Cold panic, Paul sees the way things can get turned around.
"I'm going to work," he hisses.
She presses into the revolving door ahead of him, turning to face him, talking through the glass. He goes around twice, hoping she'll finish quickly, hoping to lose her along the way.
"What makes you think you can dictate the way things are going to be?" she says, repeating her Friday line.
"I'm not dictating," he says, his breath fogging the glass. "I'm simply telling you that I can't see you anymore."
"You don't make the rules," she says.
"Leave me alone," he whispers as he slips out of the revolving door and into the marble lobby. "Go away."
She follows him. He ignores her. He makes himself steely. He gets into a crowded elevator. She crams in after him. This is exactly why it has to stop. She has no control, no reason, no logic. She rides up. Paul's tattoo is suddenly itching, burning as though it recognizes danger. He worries what she'll do when they get to his floor. Will she get off when he does? Will she follow him, biting at his heels? Will someone have to call security? Will he have to have her removed like a malignancy? Will she ruin everything?
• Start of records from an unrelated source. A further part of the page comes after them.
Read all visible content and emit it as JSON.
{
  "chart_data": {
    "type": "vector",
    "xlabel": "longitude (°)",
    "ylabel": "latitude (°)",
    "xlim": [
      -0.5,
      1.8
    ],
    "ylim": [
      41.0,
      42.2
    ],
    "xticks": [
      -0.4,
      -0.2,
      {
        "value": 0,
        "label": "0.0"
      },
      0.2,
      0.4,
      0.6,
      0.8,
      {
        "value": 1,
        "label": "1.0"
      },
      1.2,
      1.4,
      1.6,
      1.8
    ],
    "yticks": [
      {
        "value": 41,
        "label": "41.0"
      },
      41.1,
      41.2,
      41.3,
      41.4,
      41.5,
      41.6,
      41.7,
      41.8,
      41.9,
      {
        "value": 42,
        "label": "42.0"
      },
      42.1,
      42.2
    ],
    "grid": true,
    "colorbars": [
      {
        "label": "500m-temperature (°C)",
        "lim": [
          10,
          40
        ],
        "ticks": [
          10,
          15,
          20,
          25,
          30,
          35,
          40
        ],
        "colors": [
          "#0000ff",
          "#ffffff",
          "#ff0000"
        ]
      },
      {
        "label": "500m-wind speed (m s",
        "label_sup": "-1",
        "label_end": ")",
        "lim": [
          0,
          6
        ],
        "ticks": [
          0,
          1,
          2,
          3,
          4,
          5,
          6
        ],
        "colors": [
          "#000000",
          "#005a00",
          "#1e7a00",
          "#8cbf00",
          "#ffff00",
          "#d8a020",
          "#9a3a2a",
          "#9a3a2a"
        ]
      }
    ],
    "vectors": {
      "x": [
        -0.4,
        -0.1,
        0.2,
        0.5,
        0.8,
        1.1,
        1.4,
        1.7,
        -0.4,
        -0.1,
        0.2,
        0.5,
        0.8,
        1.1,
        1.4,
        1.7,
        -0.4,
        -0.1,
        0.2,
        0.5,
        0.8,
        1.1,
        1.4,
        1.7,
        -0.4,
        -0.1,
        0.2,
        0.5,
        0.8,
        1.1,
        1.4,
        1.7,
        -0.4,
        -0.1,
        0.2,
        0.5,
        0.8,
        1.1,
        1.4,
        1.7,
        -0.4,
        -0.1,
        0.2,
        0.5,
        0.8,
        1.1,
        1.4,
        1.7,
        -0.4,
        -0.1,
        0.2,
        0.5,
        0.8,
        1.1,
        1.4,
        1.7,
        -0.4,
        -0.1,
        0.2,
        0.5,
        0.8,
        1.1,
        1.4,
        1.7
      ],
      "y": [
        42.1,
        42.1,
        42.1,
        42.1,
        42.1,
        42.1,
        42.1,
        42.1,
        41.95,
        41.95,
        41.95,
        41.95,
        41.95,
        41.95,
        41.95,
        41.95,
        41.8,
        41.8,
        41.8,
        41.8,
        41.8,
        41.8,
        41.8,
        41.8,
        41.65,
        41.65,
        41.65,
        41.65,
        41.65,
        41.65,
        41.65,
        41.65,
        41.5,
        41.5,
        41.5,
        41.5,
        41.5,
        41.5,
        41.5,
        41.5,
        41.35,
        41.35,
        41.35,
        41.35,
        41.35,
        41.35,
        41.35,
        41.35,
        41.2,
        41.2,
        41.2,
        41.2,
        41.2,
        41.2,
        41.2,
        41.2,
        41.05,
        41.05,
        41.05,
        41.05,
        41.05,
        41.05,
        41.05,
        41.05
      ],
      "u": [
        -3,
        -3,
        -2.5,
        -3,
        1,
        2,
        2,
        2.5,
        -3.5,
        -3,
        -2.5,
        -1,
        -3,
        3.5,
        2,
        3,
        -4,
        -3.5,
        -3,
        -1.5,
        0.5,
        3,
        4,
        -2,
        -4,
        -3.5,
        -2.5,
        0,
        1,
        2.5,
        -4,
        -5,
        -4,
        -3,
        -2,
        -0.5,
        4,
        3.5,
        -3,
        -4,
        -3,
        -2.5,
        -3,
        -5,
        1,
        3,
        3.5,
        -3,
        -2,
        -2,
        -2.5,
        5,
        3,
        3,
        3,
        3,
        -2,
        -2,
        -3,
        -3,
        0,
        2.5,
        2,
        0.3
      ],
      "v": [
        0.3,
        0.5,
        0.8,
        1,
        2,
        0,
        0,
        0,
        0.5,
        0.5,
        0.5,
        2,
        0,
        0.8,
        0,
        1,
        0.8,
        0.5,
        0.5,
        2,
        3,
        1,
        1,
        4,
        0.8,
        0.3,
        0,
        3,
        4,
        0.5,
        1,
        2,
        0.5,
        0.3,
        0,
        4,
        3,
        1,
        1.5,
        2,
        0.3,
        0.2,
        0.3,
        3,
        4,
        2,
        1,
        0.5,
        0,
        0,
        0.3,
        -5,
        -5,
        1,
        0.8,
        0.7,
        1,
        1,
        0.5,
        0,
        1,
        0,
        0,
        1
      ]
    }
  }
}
At the forty-fourth floor the doors open. Paul gets off. She stays on.
"See you later," she says as the elevator doors close.
"Would you like a muffin?" his secretary asks.
Paul stares. He has no idea what she's talking about.
"A breakfast muffin? Corn, blueberry, bran?"
He shakes his head no.
"A doughnut then?"
"I had pancakes," he says, and goes into his office.